The attacking nation could keep its participation secret. As several observers have pointed out, this reality negates the idea of deterrence. Were such an attack to occur, determining culpability would be very difficult, if not impossible. A smuggled-in nuclear bomb detonated in an American city would leave little if any trace of physical evidence as to who carried out the attack. This would hold true for biological weapons and other WMD as well.
It is akin to the criminal world: if the identity of murderers always could be known, the fear of certain retribution would result in fewer murders. Similarly, in the past the fear of certain retribution deterred rogue nations.
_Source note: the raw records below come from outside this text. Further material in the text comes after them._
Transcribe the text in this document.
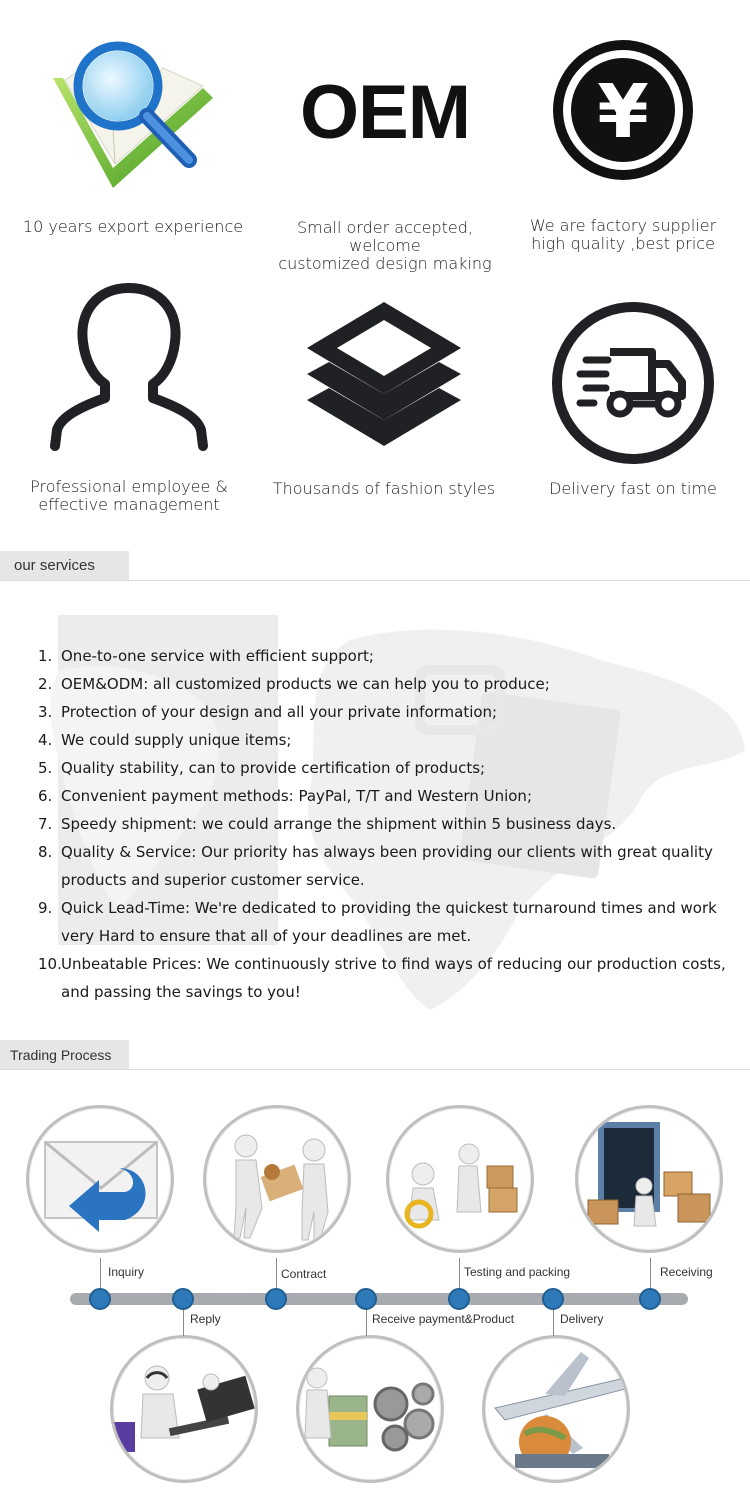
10 years export experience
OEM
Small order accepted, welcome
customized design making
¥
We are factory supplier
high quality ,best price
Professional employee &
effective management
Thousands of fashion styles	Delivery fast on time
our services
1. One-to-one service with efficient support;
2. OEM&ODM: all customized products we can help you to produce;
3. Protection of your design and all your private information;
4. We could supply unique items;
5. Quality stability, can to provide certification of products;
6. Convenient payment methods: PayPal, T/T and Western Union;
7. Speedy shipment: we could arrange the shipment within 5 business days.
8. Quality & Service: Our priority has always been providing our clients with great quality products and superior customer service.
9. Quick Lead-Time: We're dedicated to providing the quickest turnaround times and work very Hard to ensure that all of your deadlines are met.
10. Unbeatable Prices: We continuously strive to find ways of reducing our production costs, and passing the savings to you!
Trading Process
Inquiry
Reply
Contract
Receive payment&Product
Testing and packing
Delivery
Receiving
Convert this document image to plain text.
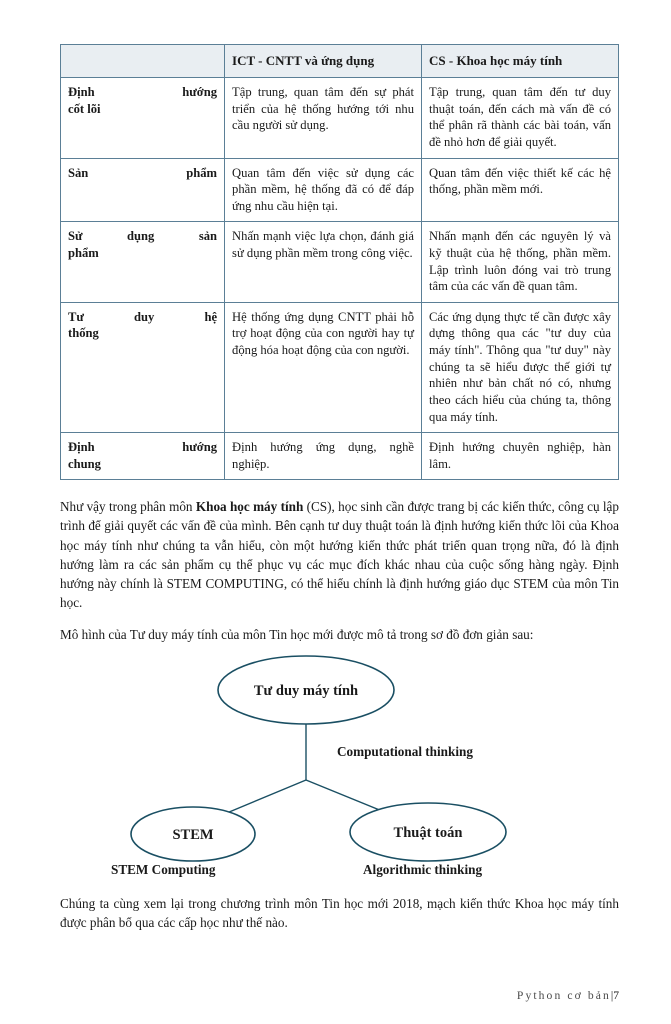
	ICT - CNTT và ứng dụng	CS - Khoa học máy tính
Định hướng
cốt lõi	Tập trung, quan tâm đến sự phát triển của hệ thống hướng tới nhu cầu người sử dụng.	Tập trung, quan tâm đến tư duy thuật toán, đến cách mà vấn đề có thể phân rã thành các bài toán, vấn đề nhỏ hơn để giải quyết.
Sản phẩm	Quan tâm đến việc sử dụng các phần mềm, hệ thống đã có để đáp ứng nhu cầu hiện tại.	Quan tâm đến việc thiết kế các hệ thống, phần mềm mới.
Sử dụng sản
phẩm	Nhấn mạnh việc lựa chọn, đánh giá sử dụng phần mềm trong công việc.	Nhấn mạnh đến các nguyên lý và kỹ thuật của hệ thống, phần mềm. Lập trình luôn đóng vai trò trung tâm của các vấn đề quan tâm.
Tư duy hệ
thống	Hệ thống ứng dụng CNTT phải hỗ trợ hoạt động của con người hay tự động hóa hoạt động của con người.	Các ứng dụng thực tế cần được xây dựng thông qua các "tư duy của máy tính". Thông qua "tư duy" này chúng ta sẽ hiểu được thế giới tự nhiên như bản chất nó có, nhưng theo cách hiểu của chúng ta, thông qua máy tính.
Định hướng
chung	Định hướng ứng dụng, nghề nghiệp.	Định hướng chuyên nghiệp, hàn lâm.

Như vậy trong phân môn Khoa học máy tính (CS), học sinh cần được trang bị các kiến thức, công cụ lập trình để giải quyết các vấn đề của mình. Bên cạnh tư duy thuật toán là định hướng kiến thức lõi của Khoa học máy tính như chúng ta vẫn hiểu, còn một hướng kiến thức phát triển quan trọng nữa, đó là định hướng làm ra các sản phẩm cụ thể phục vụ các mục đích khác nhau của cuộc sống hàng ngày. Định hướng này chính là STEM COMPUTING, có thể hiểu chính là định hướng giáo dục STEM của môn Tin học.

Mô hình của Tư duy máy tính của môn Tin học mới được mô tả trong sơ đồ đơn giản sau:

Tư duy máy tính
STEM	Thuật toán
Computational thinking
STEM Computing	Algorithmic thinking

Chúng ta cùng xem lại trong chương trình môn Tin học mới 2018, mạch kiến thức Khoa học máy tính được phân bổ qua các cấp học như thế nào.

Python cơ bản|7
But now that their complicity can be kept secret, we are much more vulnerable to catastrophic attacks.
Even if we could eventually ascertain a nation's complicity, the mere fact that it may think we could never do so, and try to get away with it, is enough to negate deterrence.
The situation reflects the larger changes that have been taking place since the end of the Cold War. We have entered the era of "Fourth Generation Warfare" (a phrase coined in 1989 in a "Marine Corps Gazette" article, which denotes warfare against nongovernmental terrorist or criminal groups like Al Qaeda). This type of warfare is typically waged by highly mobile, secretive terrorist or paramilitary groups that do not necessarily act under the direct control of a foreign government. They blend in with civilian populations, and often are glad to sacrifice their lives to kill civilian or military personnel. They may act as proxies for hostile governments, which supply weapons, training and other support. The advent of WMD means such groups can inflict casualties on a scale that in previous times would have required large armies.
The geopolitical scene has changed as well. No longer (for now) are we squaring off with a hostile superpower, but with an assortment of rogue states that have or could soon have WMD. The increasing availability of lethal technology means the risks of the unthinkable are rising every year. Given the nature of petty tyrants, it is only a matter of time before one of them decides to use WMD, including nuclear weaponry, against us or one of our allies.
The North Korea situation demonstrates what happens when rogue regimes are allowed to obtain WMD. It is an excruciating predicament indeed (and shows that we - as opposed to rogue nations - can still be deterred). The immediate lesson is that we must prevent more of these predicaments, beginning with Iraq.
We are living in unique times, indeed, where the widespread availability of WMD is profoundly changing the geopolitical equation. For our planet to survive, America and the allies have to do things they would not normally do. It includes preemptive military action. Though such action certainly carries large risks and consequences, I see no other way to stop the onset of a world full of nuclear-armed despots.
Taking military action against Iraq, and making clear we are doing so because the civilized world will not tolerate the proliferation of WMD, will send a powerful message to current and future tyrants not to develop such weapons. It will be an effort to scare them into submission. And those who are not scared will have to be dealt with militarily. Otherwise, if they gain access to WMD, they will not be deterred.
Patrick Chisholm, a former foreign affairs analyst at the State Department and a graduate of American University's School of International Service, is a Washington, D.C.-based writer/editor.